During its peak in the 1990s, Bell’s show was broadcast on approximately 500 North American radio stations, airing from hometown of Pahrump, Nevada.
According to the Coast to Coast AM website, Bell became an FCC-licensed radio technician at age 13 and once set a Guinness World Record for broadcasting solo for 116 straight hours while working as a DJ at KSBK in Okinawa, Japan:
By the age of 13, Art was an FCC licensed radio technician. A few years later, as a young airman, Bell and an equally foolhardy buddy built their own pirate radio station right on Amarillo Air Force base, secretly broadcasting rock ‘n’ roll to appreciative locals. These kinds of antics were not limited to bootleg military radio. As a civilian DJ, Art Bell landed in the Guinness Book of Records for a 116 hour (and 15 minutes) solo broadcast marathon “playing the hits” on KSBK on Okinawa, Japan. Then he raised money in Alaska that allowed Art to charter a DC 8, fly to Vietnam and rescue 130 Vietnamese Orphans stranded in Saigon at the war’s end. They were eventually all brought to America and adopted by American families. Art’s no-nonsense demeanor doesn’t fool his listeners who sense he’s more complex underneath.

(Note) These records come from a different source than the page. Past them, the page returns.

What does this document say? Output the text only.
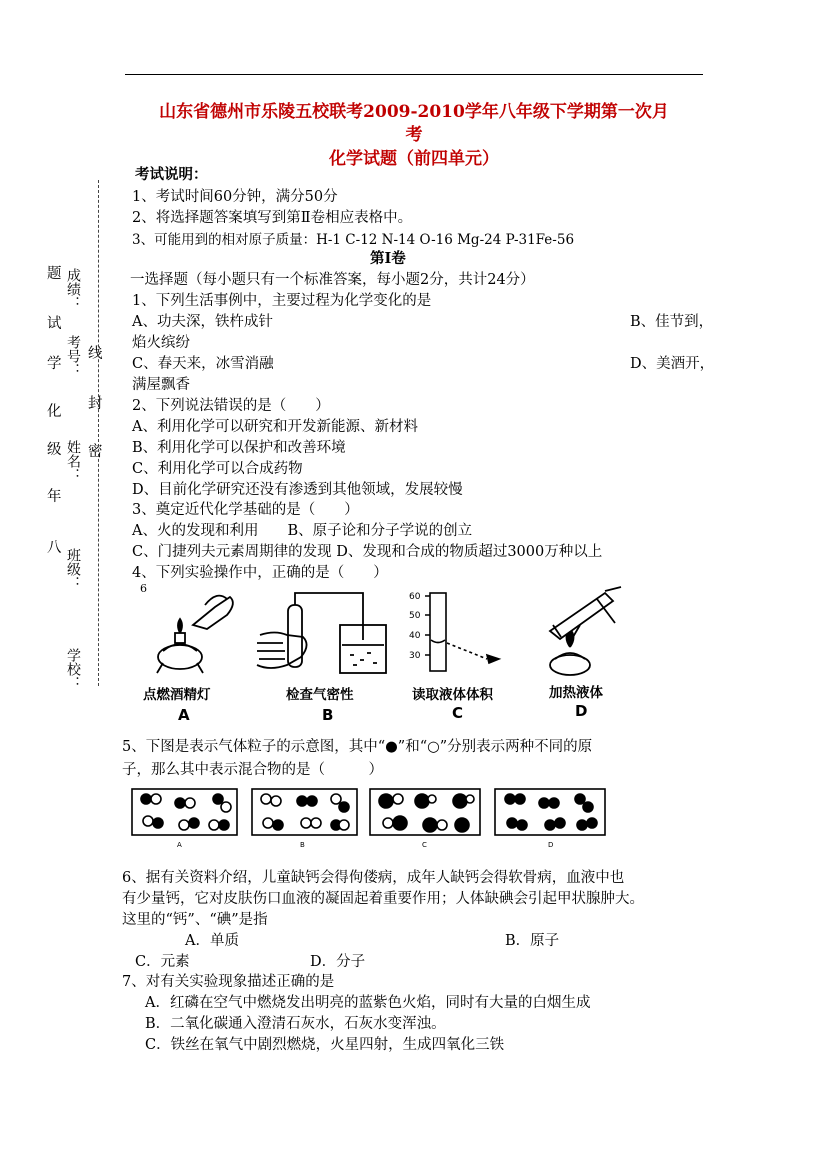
山东省德州市乐陵五校联考2009-2010学年八年级下学期第一次月
考
化学试题（前四单元）
题
试
学
化
级
年
八
成绩：
考号：
姓名：
班级：
学校：
线
封
密
考试说明：
1、考试时间60分钟，满分50分
2、将选择题答案填写到第Ⅱ卷相应表格中。
3、可能用到的相对原子质量：H-1 C-12 N-14 O-16 Mg-24 P-31Fe-56
第Ⅰ卷
一选择题（每小题只有一个标准答案，每小题2分，共计24分）
1、下列生活事例中，主要过程为化学变化的是
A、功夫深，铁杵成针	B、佳节到，
焰火缤纷
C、春天来，冰雪消融	D、美酒开，
满屋飘香
2、下列说法错误的是（　　）
A、利用化学可以研究和开发新能源、新材料
B、利用化学可以保护和改善环境
C、利用化学可以合成药物
D、目前化学研究还没有渗透到其他领域，发展较慢
3、奠定近代化学基础的是（　　）
A、火的发现和利用　　B、原子论和分子学说的创立
C、门捷列夫元素周期律的发现 D、发现和合成的物质超过3000万种以上
4、下列实验操作中，正确的是（　　）
6
60
50
40
30
点燃酒精灯	检查气密性	读取液体体积	加热液体
A	B	C	D
5、下图是表示气体粒子的示意图，其中“●”和“○”分别表示两种不同的原
子，那么其中表示混合物的是（　　　）
A	B	C	D
6、据有关资料介绍，儿童缺钙会得佝偻病，成年人缺钙会得软骨病，血液中也
有少量钙，它对皮肤伤口血液的凝固起着重要作用；人体缺碘会引起甲状腺肿大。
这里的“钙”、“碘”是指
A．单质	B．原子
C．元素	D．分子
7、对有关实验现象描述正确的是
A．红磷在空气中燃烧发出明亮的蓝紫色火焰，同时有大量的白烟生成
B．二氧化碳通入澄清石灰水，石灰水变浑浊。
C．铁丝在氧气中剧烈燃烧，火星四射，生成四氧化三铁
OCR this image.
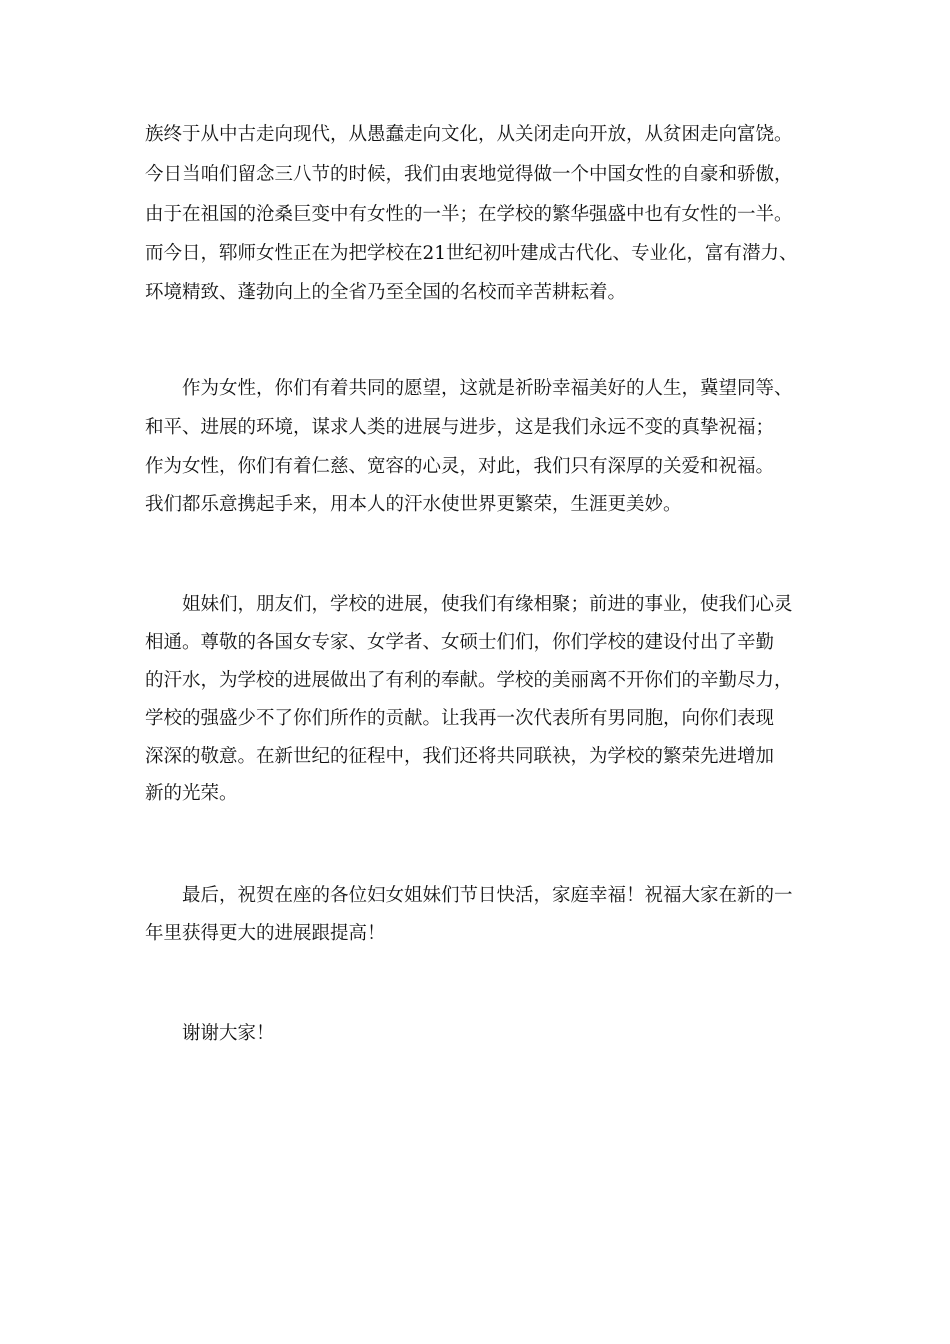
族终于从中古走向现代，从愚蠢走向文化，从关闭走向开放，从贫困走向富饶。

今日当咱们留念三八节的时候，我们由衷地觉得做一个中国女性的自豪和骄傲，

由于在祖国的沧桑巨变中有女性的一半；在学校的繁华强盛中也有女性的一半。

而今日，郓师女性正在为把学校在21世纪初叶建成古代化、专业化，富有潜力、

环境精致、蓬勃向上的全省乃至全国的名校而辛苦耕耘着。

　　作为女性，你们有着共同的愿望，这就是祈盼幸福美好的人生，冀望同等、

和平、进展的环境，谋求人类的进展与进步，这是我们永远不变的真挚祝福；

作为女性，你们有着仁慈、宽容的心灵，对此，我们只有深厚的关爱和祝福。

我们都乐意携起手来，用本人的汗水使世界更繁荣，生涯更美妙。

　　姐妹们，朋友们，学校的进展，使我们有缘相聚；前进的事业，使我们心灵

相通。尊敬的各国女专家、女学者、女硕士们们，你们学校的建设付出了辛勤

的汗水，为学校的进展做出了有利的奉献。学校的美丽离不开你们的辛勤尽力，

学校的强盛少不了你们所作的贡献。让我再一次代表所有男同胞，向你们表现

深深的敬意。在新世纪的征程中，我们还将共同联袂，为学校的繁荣先进增加

新的光荣。

　　最后，祝贺在座的各位妇女姐妹们节日快活，家庭幸福！祝福大家在新的一

年里获得更大的进展跟提高！

　　谢谢大家！
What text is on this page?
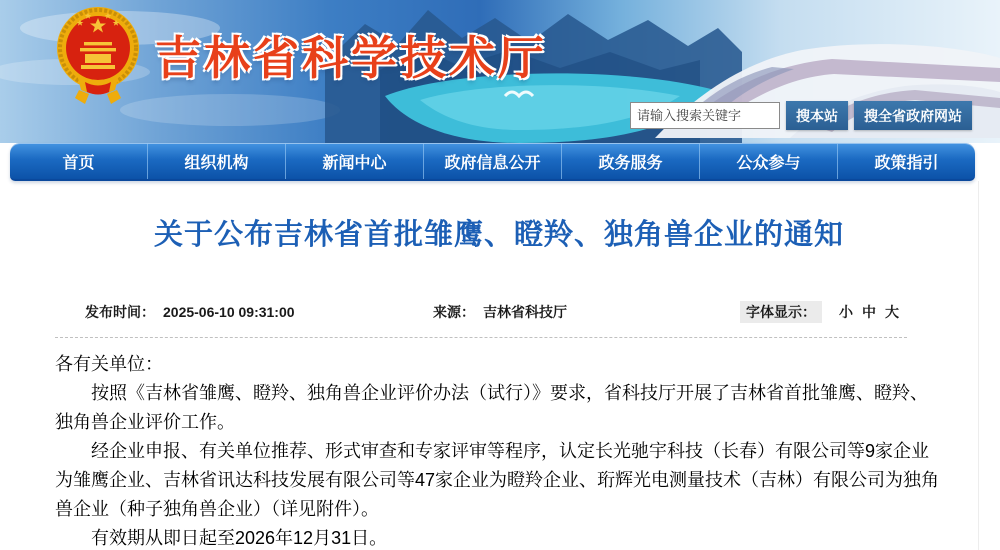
吉林省科学技术厅
请输入搜索关键字
搜本站	搜全省政府网站
首页	组织机构	新闻中心	政府信息公开	政务服务	公众参与	政策指引
关于公布吉林省首批雏鹰、瞪羚、独角兽企业的通知
发布时间： 2025-06-10 09:31:00	来源： 吉林省科技厅	字体显示： 小 中 大

各有关单位：

按照《吉林省雏鹰、瞪羚、独角兽企业评价办法（试行）》要求，省科技厅开展了吉林省首批雏鹰、瞪羚、独角兽企业评价工作。

经企业申报、有关单位推荐、形式审查和专家评审等程序，认定长光驰宇科技（长春）有限公司等9家企业为雏鹰企业、吉林省讯达科技发展有限公司等47家企业为瞪羚企业、珩辉光电测量技术（吉林）有限公司为独角兽企业（种子独角兽企业）（详见附件）。

有效期从即日起至2026年12月31日。
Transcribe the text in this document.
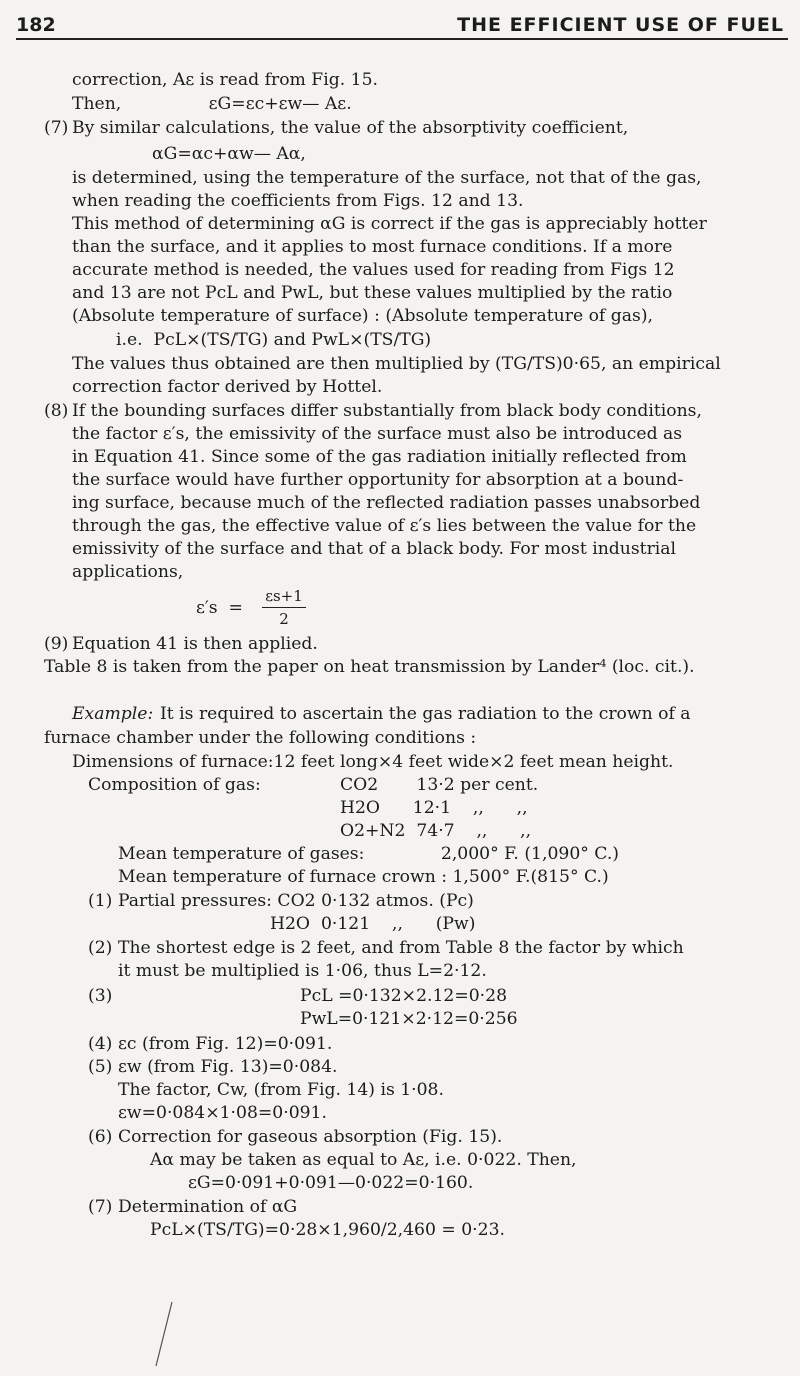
182	THE EFFICIENT USE OF FUEL
correction, Aε is read from Fig. 15.
Then,                εG=εc+εw— Aε.
(7) By similar calculations, the value of the absorptivity coefficient,
αG=αc+αw— Aα,
is determined, using the temperature of the surface, not that of the gas,
when reading the coefficients from Figs. 12 and 13.
This method of determining αG is correct if the gas is appreciably hotter
than the surface, and it applies to most furnace conditions. If a more
accurate method is needed, the values used for reading from Figs 12
and 13 are not PcL and PwL, but these values multiplied by the ratio
(Absolute temperature of surface) : (Absolute temperature of gas),
i.e.  PcL×(TS/TG) and PwL×(TS/TG)
The values thus obtained are then multiplied by (TG/TS)0·65, an empirical
correction factor derived by Hottel.
(8) If the bounding surfaces differ substantially from black body conditions,
the factor ε′s, the emissivity of the surface must also be introduced as
in Equation 41. Since some of the gas radiation initially reflected from
the surface would have further opportunity for absorption at a bound-
ing surface, because much of the reflected radiation passes unabsorbed
through the gas, the effective value of ε′s lies between the value for the
emissivity of the surface and that of a black body. For most industrial
applications,
εs+1
2
ε′s  =
(9) Equation 41 is then applied.
Table 8 is taken from the paper on heat transmission by Lander⁴ (loc. cit.).
Example: It is required to ascertain the gas radiation to the crown of a
furnace chamber under the following conditions :
Dimensions of furnace:12 feet long×4 feet wide×2 feet mean height.
Composition of gas:	CO2       13·2 per cent.
H2O      12·1    ,,      ,,
O2+N2  74·7    ,,      ,,
Mean temperature of gases:              2,000° F. (1,090° C.)
Mean temperature of furnace crown : 1,500° F.(815° C.)
(1) Partial pressures: CO2 0·132 atmos. (Pc)
H2O  0·121    ,,      (Pw)
(2) The shortest edge is 2 feet, and from Table 8 the factor by which
it must be multiplied is 1·06, thus L=2·12.
(3)	PcL =0·132×2.12=0·28
PwL=0·121×2·12=0·256
(4) εc (from Fig. 12)=0·091.
(5) εw (from Fig. 13)=0·084.
The factor, Cw, (from Fig. 14) is 1·08.
εw=0·084×1·08=0·091.
(6) Correction for gaseous absorption (Fig. 15).
Aα may be taken as equal to Aε, i.e. 0·022. Then,
εG=0·091+0·091—0·022=0·160.
(7) Determination of αG
PcL×(TS/TG)=0·28×1,960/2,460 = 0·23.
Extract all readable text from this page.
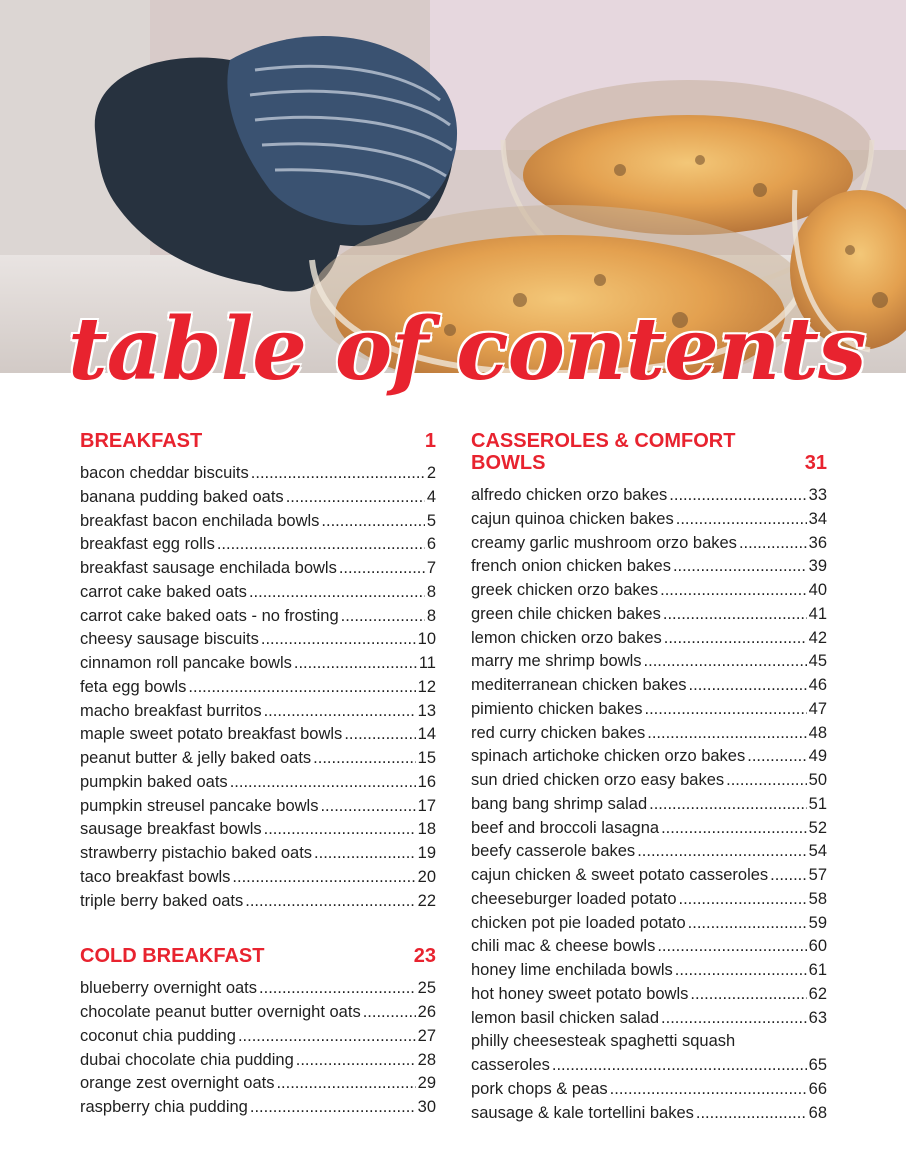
table of contents
BREAKFAST	1
bacon cheddar biscuits .....	2
banana pudding baked oats .....	4
breakfast bacon enchilada bowls .....	5
breakfast egg rolls .....	6
breakfast sausage enchilada bowls .....	7
carrot cake baked oats .....	8
carrot cake baked oats - no frosting .....	8
cheesy sausage biscuits .....	10
cinnamon roll pancake bowls .....	11
feta egg bowls .....	12
macho breakfast burritos .....	13
maple sweet potato breakfast bowls .....	14
peanut butter & jelly baked oats .....	15
pumpkin baked oats .....	16
pumpkin streusel pancake bowls .....	17
sausage breakfast bowls .....	18
strawberry pistachio baked oats .....	19
taco breakfast bowls .....	20
triple berry baked oats .....	22
COLD BREAKFAST	23
blueberry overnight oats .....	25
chocolate peanut butter overnight oats .....	26
coconut chia pudding .....	27
dubai chocolate chia pudding .....	28
orange zest overnight oats .....	29
raspberry chia pudding .....	30
CASSEROLES & COMFORT BOWLS	31
alfredo chicken orzo bakes .....	33
cajun quinoa chicken bakes .....	34
creamy garlic mushroom orzo bakes .....	36
french onion chicken bakes .....	39
greek chicken orzo bakes .....	40
green chile chicken bakes .....	41
lemon chicken orzo bakes .....	42
marry me shrimp bowls .....	45
mediterranean chicken bakes .....	46
pimiento chicken bakes .....	47
red curry chicken bakes .....	48
spinach artichoke chicken orzo bakes .....	49
sun dried chicken orzo easy bakes .....	50
bang bang shrimp salad .....	51
beef and broccoli lasagna .....	52
beefy casserole bakes .....	54
cajun chicken & sweet potato casseroles ..... 57
cheeseburger loaded potato .....	58
chicken pot pie loaded potato .....	59
chili mac & cheese bowls .....	60
honey lime enchilada bowls .....	61
hot honey sweet potato bowls .....	62
lemon basil chicken salad .....	63
philly cheesesteak spaghetti squash
casseroles .....	65
pork chops & peas .....	66
sausage & kale tortellini bakes .....	68
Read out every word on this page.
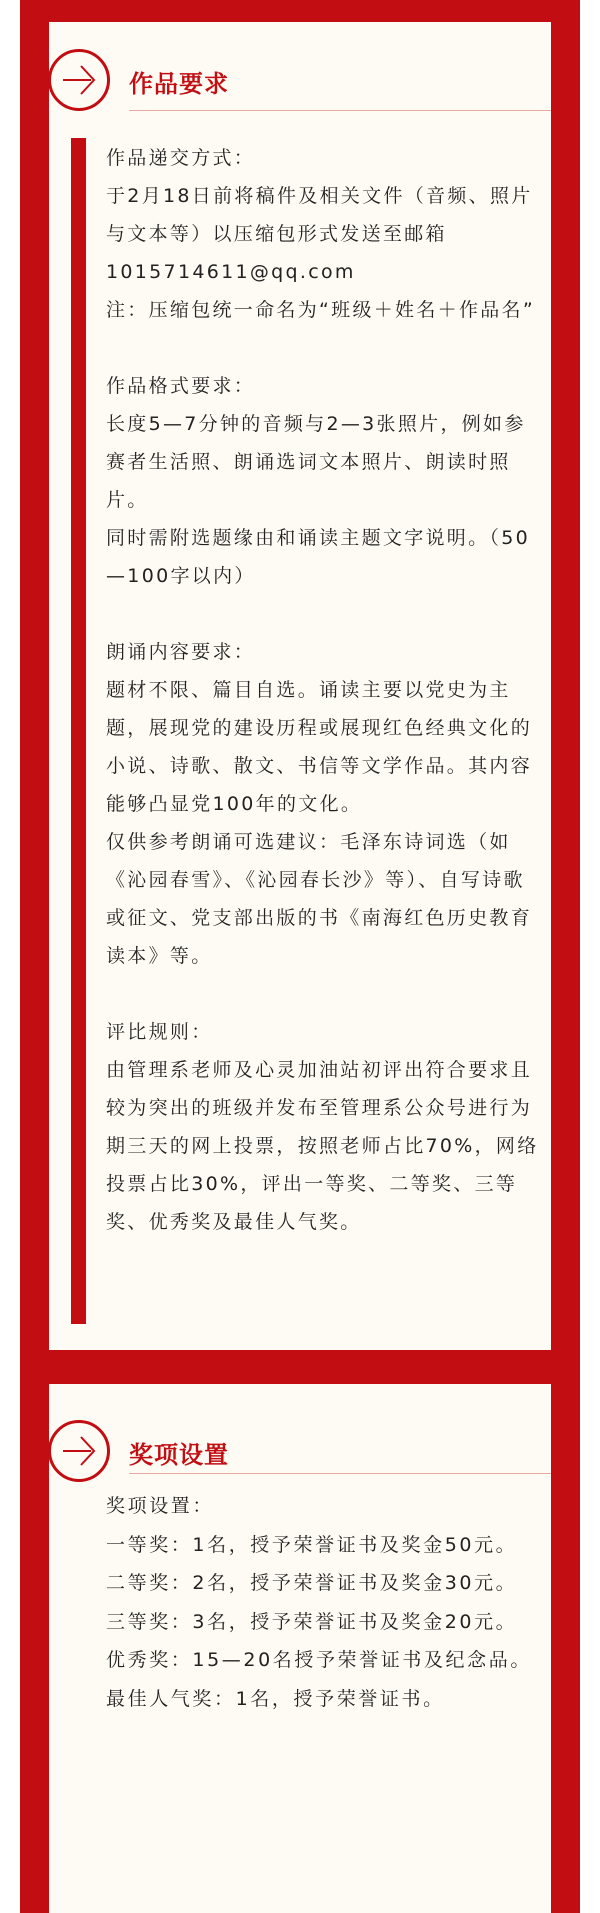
作品要求

作品递交方式：

于2月18日前将稿件及相关文件（音频、照片与文本等）以压缩包形式发送至邮箱1015714611@qq.com

注：压缩包统一命名为“班级＋姓名＋作品名”

作品格式要求：

长度5—7分钟的音频与2—3张照片，例如参赛者生活照、朗诵选词文本照片、朗读时照片。

同时需附选题缘由和诵读主题文字说明。（50—100字以内）

朗诵内容要求：

题材不限、篇目自选。诵读主要以党史为主题，展现党的建设历程或展现红色经典文化的小说、诗歌、散文、书信等文学作品。其内容能够凸显党100年的文化。

仅供参考朗诵可选建议：毛泽东诗词选（如《沁园春雪》、《沁园春长沙》等）、自写诗歌或征文、党支部出版的书《南海红色历史教育读本》等。

评比规则：

由管理系老师及心灵加油站初评出符合要求且较为突出的班级并发布至管理系公众号进行为期三天的网上投票，按照老师占比70%，网络投票占比30%，评出一等奖、二等奖、三等奖、优秀奖及最佳人气奖。

奖项设置

奖项设置：

一等奖：1名，授予荣誉证书及奖金50元。

二等奖：2名，授予荣誉证书及奖金30元。

三等奖：3名，授予荣誉证书及奖金20元。

优秀奖：15—20名授予荣誉证书及纪念品。

最佳人气奖：1名，授予荣誉证书。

Art Bell’s political views are complex as well. He spent years on the island of Okinawa, living a Japanese lifestyle and working for KSBK, the only English speaking station in Asia; it gave him a Pacific Rim perspective and a grasp of international affairs that few talk show hosts really have. That plus his military background and his love of the news, made Art Bell a natural talk show host, a man who understood how politics, human nature, and cultural dynamics can affect national and international stability for better or for worse.